By 'attack' do you mean anything dangerous, or just being a pest? If anything dangerous, I would think you need to bring in a handful of treats and then have a come to J meeting, and repeat until he learns better if you can do so safely. If it's something dangerous, that a whole different issue all together.
If it's the run of the mill searching and nosing, ignore him and wait until he stops and stands (yes, it may take a while), then, the moment he stops and stands (ie, all four hooves on the floor and not moving, and face not touching you or about to touch you, or if he offers/does it accidentally, when he turns his head away from you), click and treat (CT). As soon as you do that, he will get all excited again and try to get more treats like when you first started. That is expected- he doesn't know the game yet. Repeat the standing and ignoring until he settles down, then, the moment he's standing quietly, CT again.

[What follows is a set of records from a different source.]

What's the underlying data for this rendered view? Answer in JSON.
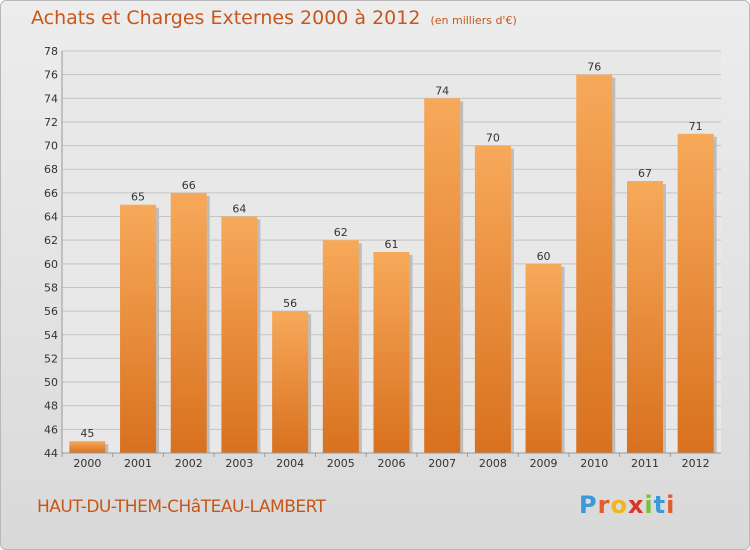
{
  "header": {
    "title": "Achats et Charges Externes 2000 à 2012",
    "unit": "(en milliers d'€)"
  },
  "footer": {
    "commune": "HAUT-DU-THEM-CHâTEAU-LAMBERT",
    "logo_letters": [
      "P",
      "r",
      "o",
      "x",
      "i",
      "t",
      "i"
    ],
    "logo_colors": [
      "#3a9ad9",
      "#e25d2a",
      "#f2b51c",
      "#d9352a",
      "#7bbf3a",
      "#3a9ad9",
      "#e25d2a"
    ]
  },
  "chart_data": {
    "type": "bar",
    "title": "Achats et Charges Externes 2000 à 2012",
    "categories": [
      "2000",
      "2001",
      "2002",
      "2003",
      "2004",
      "2005",
      "2006",
      "2007",
      "2008",
      "2009",
      "2010",
      "2011",
      "2012"
    ],
    "values": [
      45,
      65,
      66,
      64,
      56,
      62,
      61,
      74,
      70,
      60,
      76,
      67,
      71
    ],
    "ylim": [
      44,
      78
    ],
    "yticks": [
      44,
      46,
      48,
      50,
      52,
      54,
      56,
      58,
      60,
      62,
      64,
      66,
      68,
      70,
      72,
      74,
      76,
      78
    ],
    "grid": true,
    "bar_color_light": "#f7a95a",
    "bar_color_dark": "#d8711f"
  }
}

Each time, he will most likely take slightly less time to settle down, and eventually the lightbulb will go on for the following 1) the click means I am about to get a treat and 2) I can only get her to make the click by standing here looking cute. Do these session in very short increments. Maybe four or five treats until he's got the concept that standing quietly equals treats. Don't start this when he's anxious right before a meal.
Once you've got that, you can get his breakfast ready, then go do some CT for treats, followed by feeding as normal. Once that is easy and he's standing well for the treats, let him see you bring his meal bucket over and again practice CT for treats. Once he can do that with his meal bucket sitting just outside the stall, just grab it and dump it in his bucket one time after clicking rather than giving him a treat.
The goal is to teach him he can "make" you give him treats/meals by standing quietly. It gives him a job and a way to get what he wants rather than being an anxious nutso about food. There was a darn good thread on CT here not too long ago, I'll see if I can find it.
It is not dangerous behavior exactly, but the potential is there for it to become dangerous pretty quick. I have been avoiding giving him treats unless they are placed in his food bucket. It kind of goes back to the whole subject of this thread, and me making my new goal just for him to respect my space even when I have food.
He will push, shove, and blindly try to force you to give him whatever you have in your hand. Obviously this goes back to his lack of respect for me and my personal space. We have a lot of come to Jesus meetings over this, but until he gets consistent with respect I am wary of bringing something like clicker training into the picture.
One of the unfortunate things about Whiskey is that he was taught (unintentionally I am sure) by his previous owner that it is REALLY easy to push past a person when they are trying to get you to do something you don't want to do. Like stand still, or stand in the cross ties, or not get a treat.
We have been working on this issue, and he is less pushy but he is still pushy at times. I am ashamed to say it but I get after him with my crop a lot. But its because I personally feel like a horse who knows he can shove me around is dangerous and 5'2 me isnt going to win a battle I start with him by myself.